J’entends d’ici une petite voix me dire : « mais j’arrive bien à faire plusieurs choses à la fois puisque je suis capable de conduire en écoutant la radio »! Il y a en effet un moyen de faire du multitâche sans affecter son énergie et son cerveau : il suffit d’associer une tâche / action qui demande de l’attention à une action ne demandant aucune réflexion.

Quelle conduite à tenir pour devenir un mono tâche « presque parfait » ?

D’une manière générale, il est préférable de ne pas segmenter mais prioriser les actions, définir ce qui est important de ce qui est urgent. En hiérarchisant les tâches, elles ne deviennent pas concurrentielles. Il est bon, parfois, de savoir déléguer. N’oubliez pas de favoriser le travail en équipe.
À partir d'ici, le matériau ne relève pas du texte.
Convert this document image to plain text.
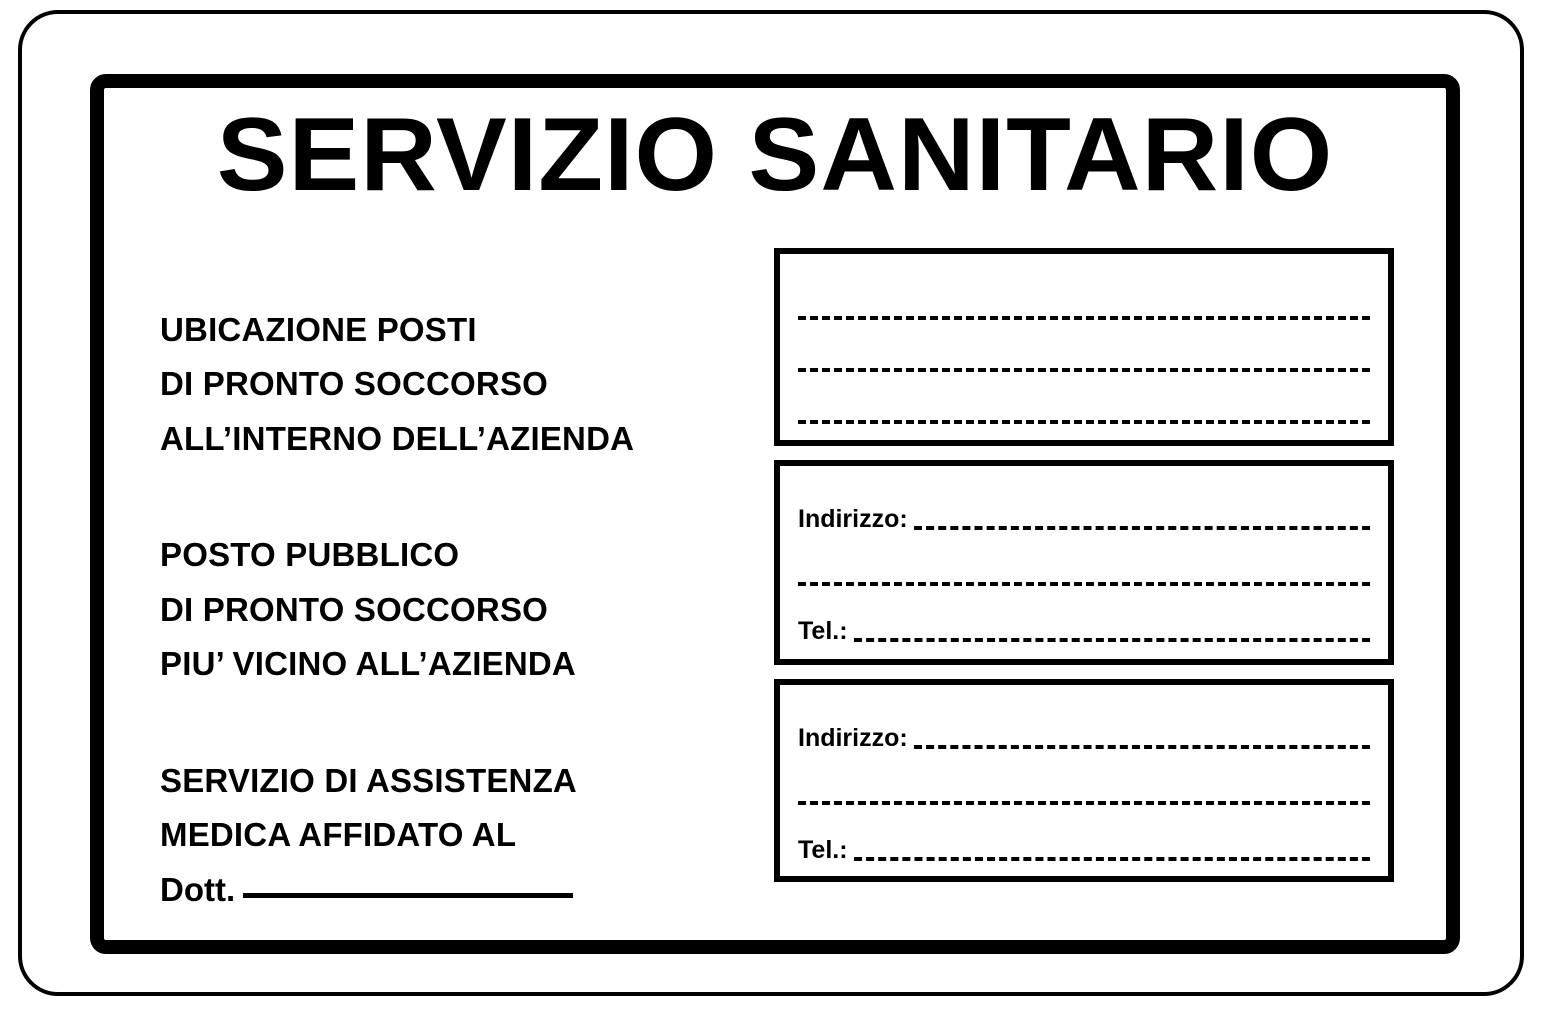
SERVIZIO SANITARIO
UBICAZIONE POSTI
DI PRONTO SOCCORSO
ALL’INTERNO DELL’AZIENDA
POSTO PUBBLICO
DI PRONTO SOCCORSO
PIU’ VICINO ALL’AZIENDA
SERVIZIO DI ASSISTENZA
MEDICA AFFIDATO AL
Dott.
Indirizzo:
Tel.:
Indirizzo:
Tel.:
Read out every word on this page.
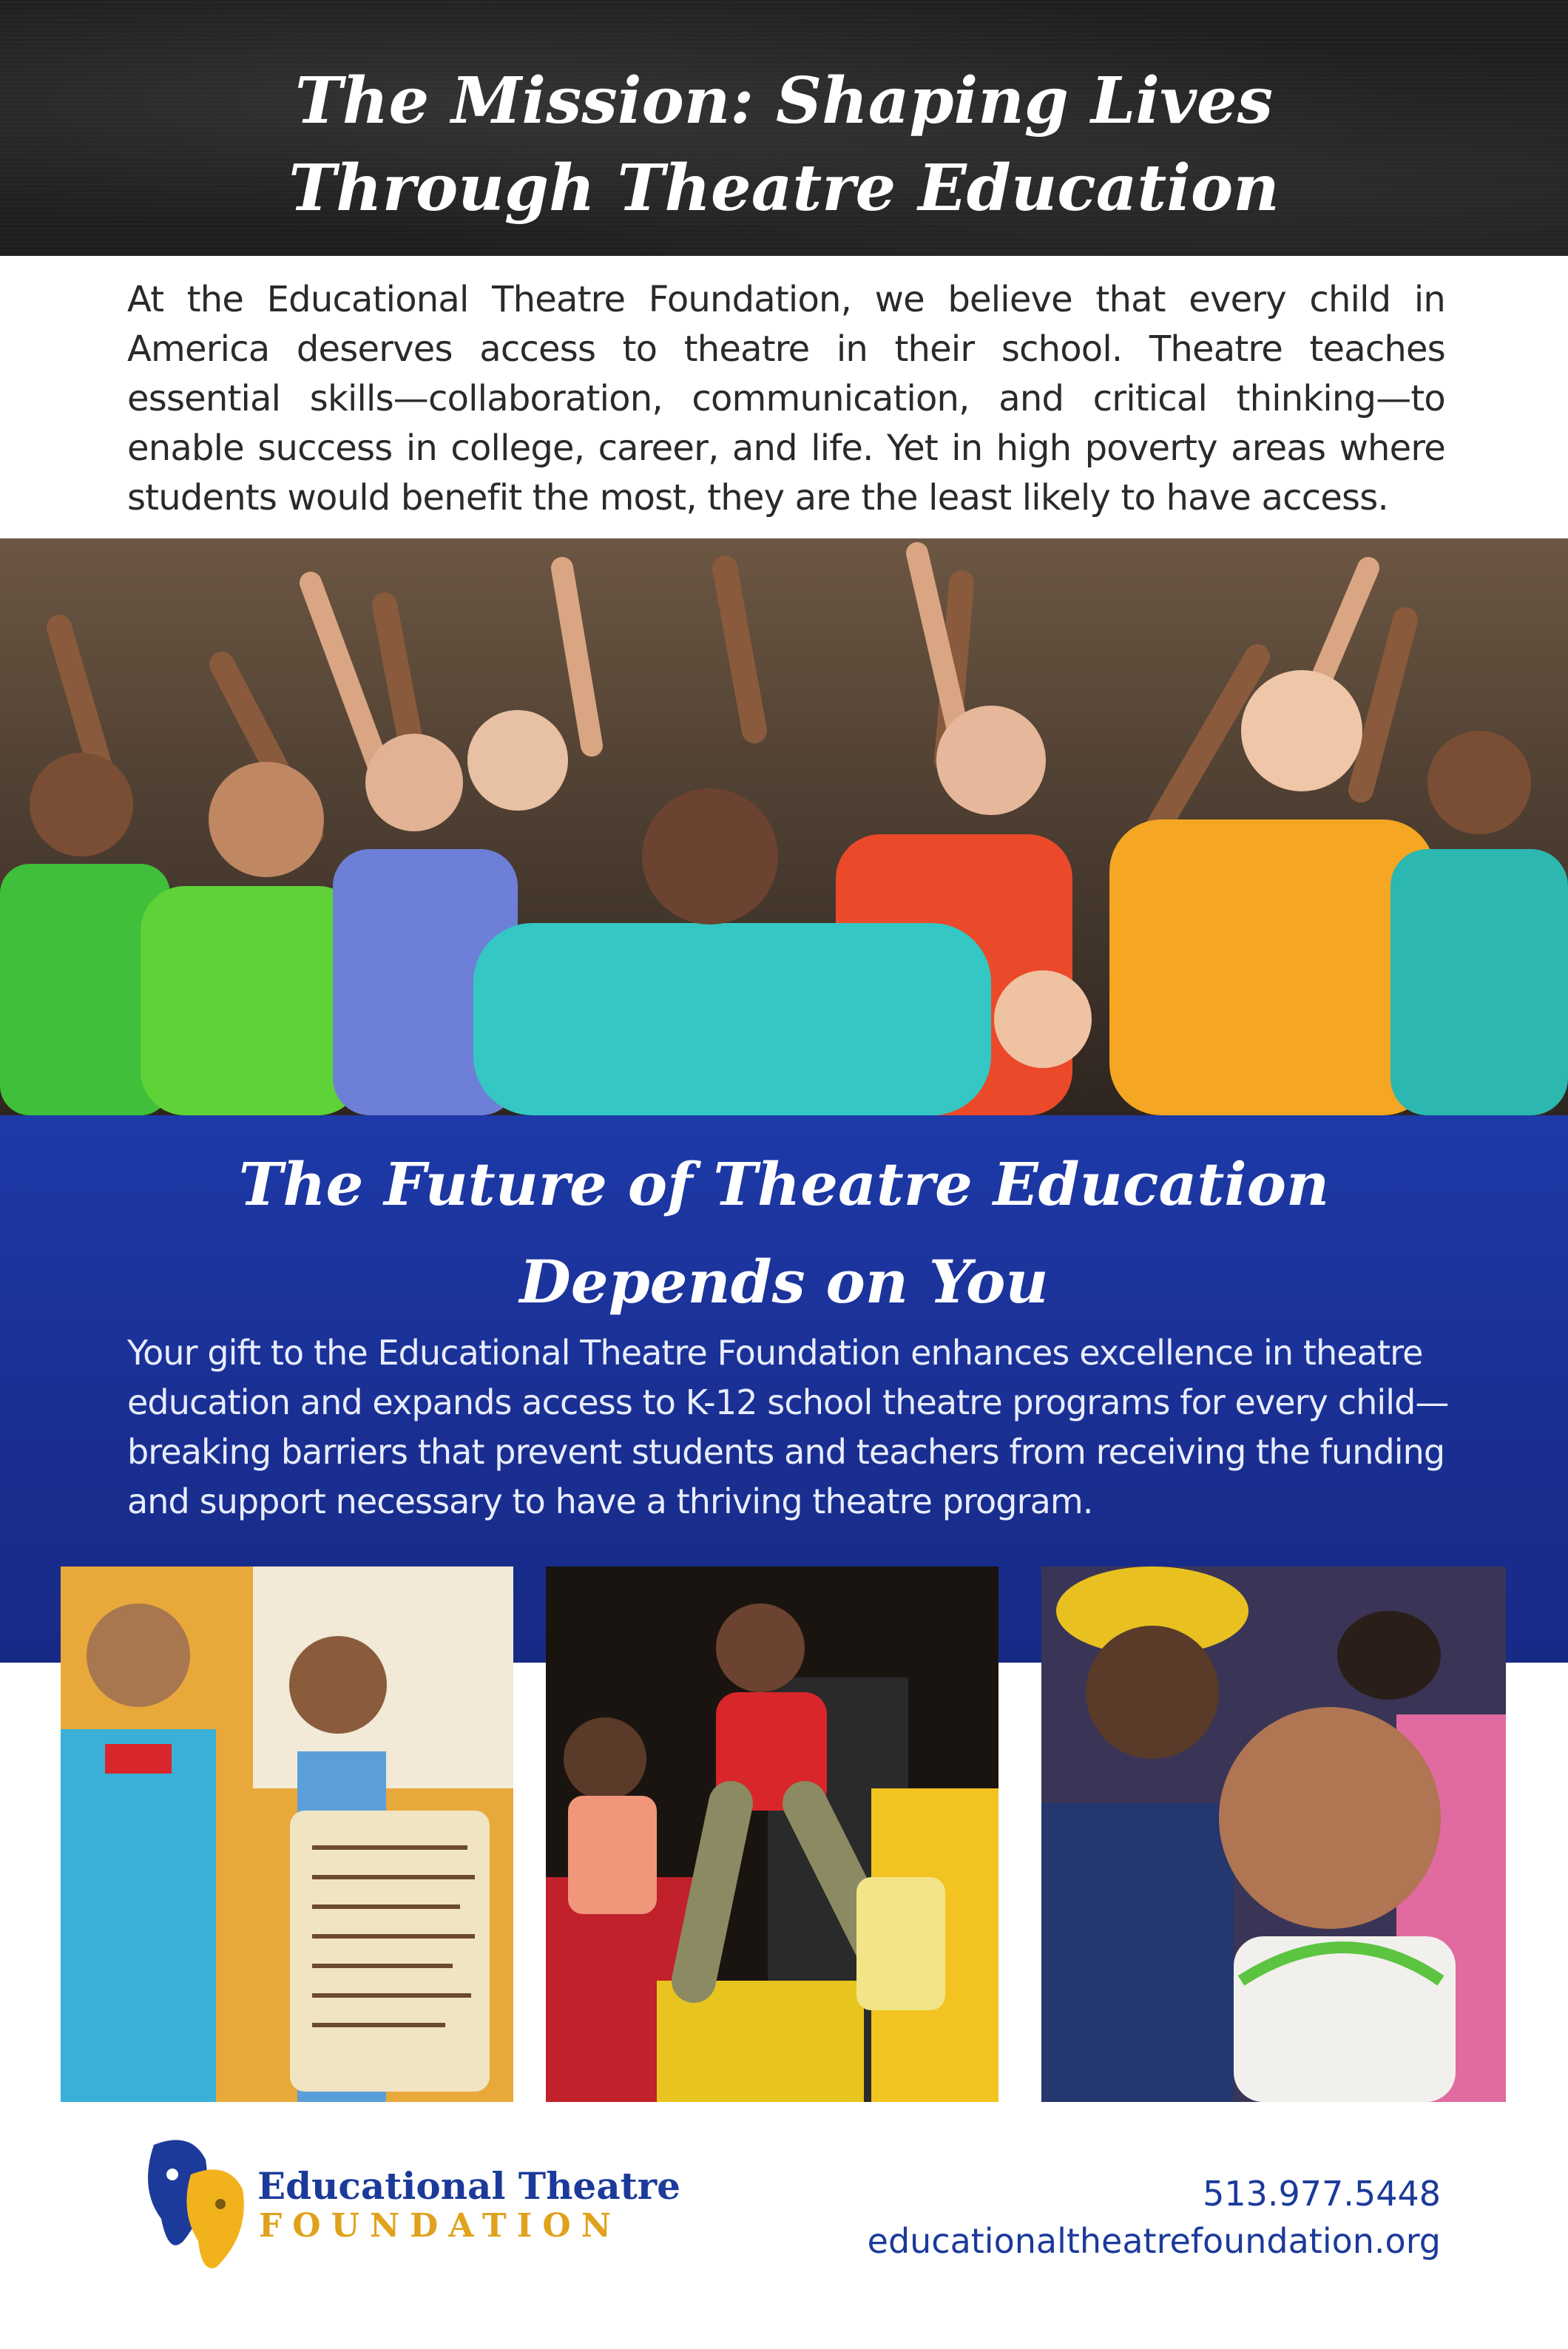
The Mission: Shaping Lives
Through Theatre Education

At the Educational Theatre Foundation, we believe that every child in America deserves access to theatre in their school. Theatre teaches essential skills—collaboration, communication, and critical thinking—to enable success in college, career, and life. Yet in high poverty areas where students would benefit the most, they are the least likely to have access.

The Future of Theatre Education
Depends on You

Your gift to the Educational Theatre Foundation enhances excellence in theatre education and expands access to K-12 school theatre programs for every child—breaking barriers that prevent students and teachers from receiving the funding and support necessary to have a thriving theatre program.

Educational Theatre
FOUNDATION
513.977.5448
educationaltheatrefoundation.org
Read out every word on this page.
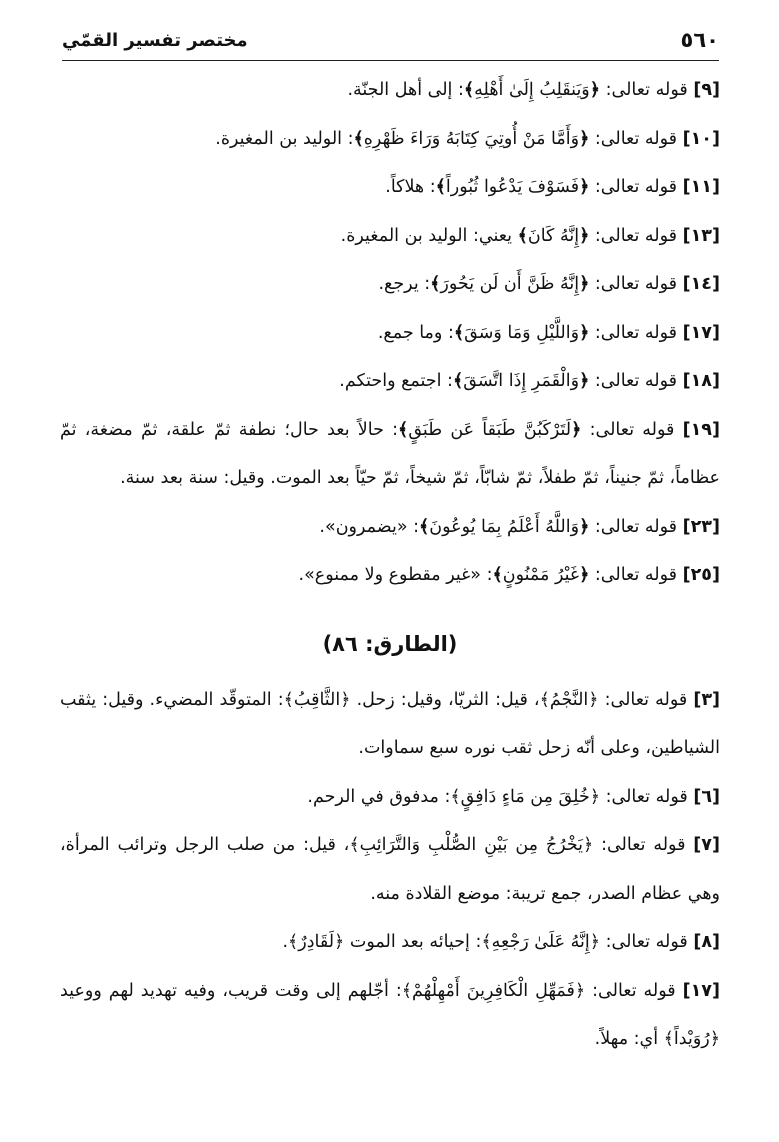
٥٦٠
مختصر تفسير القمّي

[٩] قوله تعالى: ﴿وَيَنقَلِبُ إِلَىٰ أَهْلِهِ﴾: إلى أهل الجنّة.

[١٠] قوله تعالى: ﴿وَأَمَّا مَنْ أُوتِيَ كِتَابَهُ وَرَاءَ ظَهْرِهِ﴾: الوليد بن المغيرة.

[١١] قوله تعالى: ﴿فَسَوْفَ يَدْعُوا ثُبُوراً﴾: هلاكاً.

[١٣] قوله تعالى: ﴿إِنَّهُ كَانَ﴾ يعني: الوليد بن المغيرة.

[١٤] قوله تعالى: ﴿إِنَّهُ ظَنَّ أَن لَن يَحُورَ﴾: يرجع.

[١٧] قوله تعالى: ﴿وَاللَّيْلِ وَمَا وَسَقَ﴾: وما جمع.

[١٨] قوله تعالى: ﴿وَالْقَمَرِ إِذَا اتَّسَقَ﴾: اجتمع واحتكم.

[١٩] قوله تعالى: ﴿لَتَرْكَبُنَّ طَبَقاً عَن طَبَقٍ﴾: حالاً بعد حال؛ نطفة ثمّ علقة، ثمّ مضغة، ثمّ عظاماً، ثمّ جنيناً، ثمّ طفلاً، ثمّ شابّاً، ثمّ شيخاً، ثمّ حيّاً بعد الموت. وقيل: سنة بعد سنة.

[٢٣] قوله تعالى: ﴿وَاللَّهُ أَعْلَمُ بِمَا يُوعُونَ﴾: «يضمرون».

[٢٥] قوله تعالى: ﴿غَيْرُ مَمْنُونٍ﴾: «غير مقطوع ولا ممنوع».

(الطارق: ٨٦)

[٣] قوله تعالى: ﴿النَّجْمُ﴾، قيل: الثريّا، وقيل: زحل. ﴿الثَّاقِبُ﴾: المتوقّد المضيء. وقيل: يثقب الشياطين، وعلى أنّه زحل ثقب نوره سبع سماوات.

[٦] قوله تعالى: ﴿خُلِقَ مِن مَاءٍ دَافِقٍ﴾: مدفوق في الرحم.

[٧] قوله تعالى: ﴿يَخْرُجُ مِن بَيْنِ الصُّلْبِ وَالتَّرَائِبِ﴾، قيل: من صلب الرجل وترائب المرأة، وهي عظام الصدر، جمع تريبة: موضع القلادة منه.

[٨] قوله تعالى: ﴿إِنَّهُ عَلَىٰ رَجْعِهِ﴾: إحيائه بعد الموت ﴿لَقَادِرٌ﴾.

[١٧] قوله تعالى: ﴿فَمَهِّلِ الْكَافِرِينَ أَمْهِلْهُمْ﴾: أجّلهم إلى وقت قريب، وفيه تهديد لهم ووعيد ﴿رُوَيْداً﴾ أي: مهلاً.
Le travail du Dr Marie-Christine Moll et ses équipes (CHU d’Angers) lié à l’interruption de la tâche dans le contexte de la préparation et l’administration de médicament peut être une source d’inspiration à adapter dans les différents services de soins : Il s’agit, dans un premier temps, de privilégier l’organisation des équipes, dans un deuxième temps, de mettre en place la meilleure méthode d’identification des soignants procédant à une activité demandant de la concentration. Le port d’un gilet ou d’un brassard de couleur indique, symboliquement, que le soignant est en train de réaliser une tâche sensible, de même que le panneau « ne pas déranger ». A cela s’ajoute une communication efficace par affiche ainsi qu’une sensibilisation du patient et de son entourage.
En conclusion, nous comprenons bien que réduire le multitasking ne peut être que favorable à chacun pour son propre bien comme pour le bénéfice et la satisfaction de son travail. Gardons à l’esprit que ces améliorations et nos modifications d’habitude convergent vers la personne essentielle à l’essence même de notre travail, la personne hospitalisée.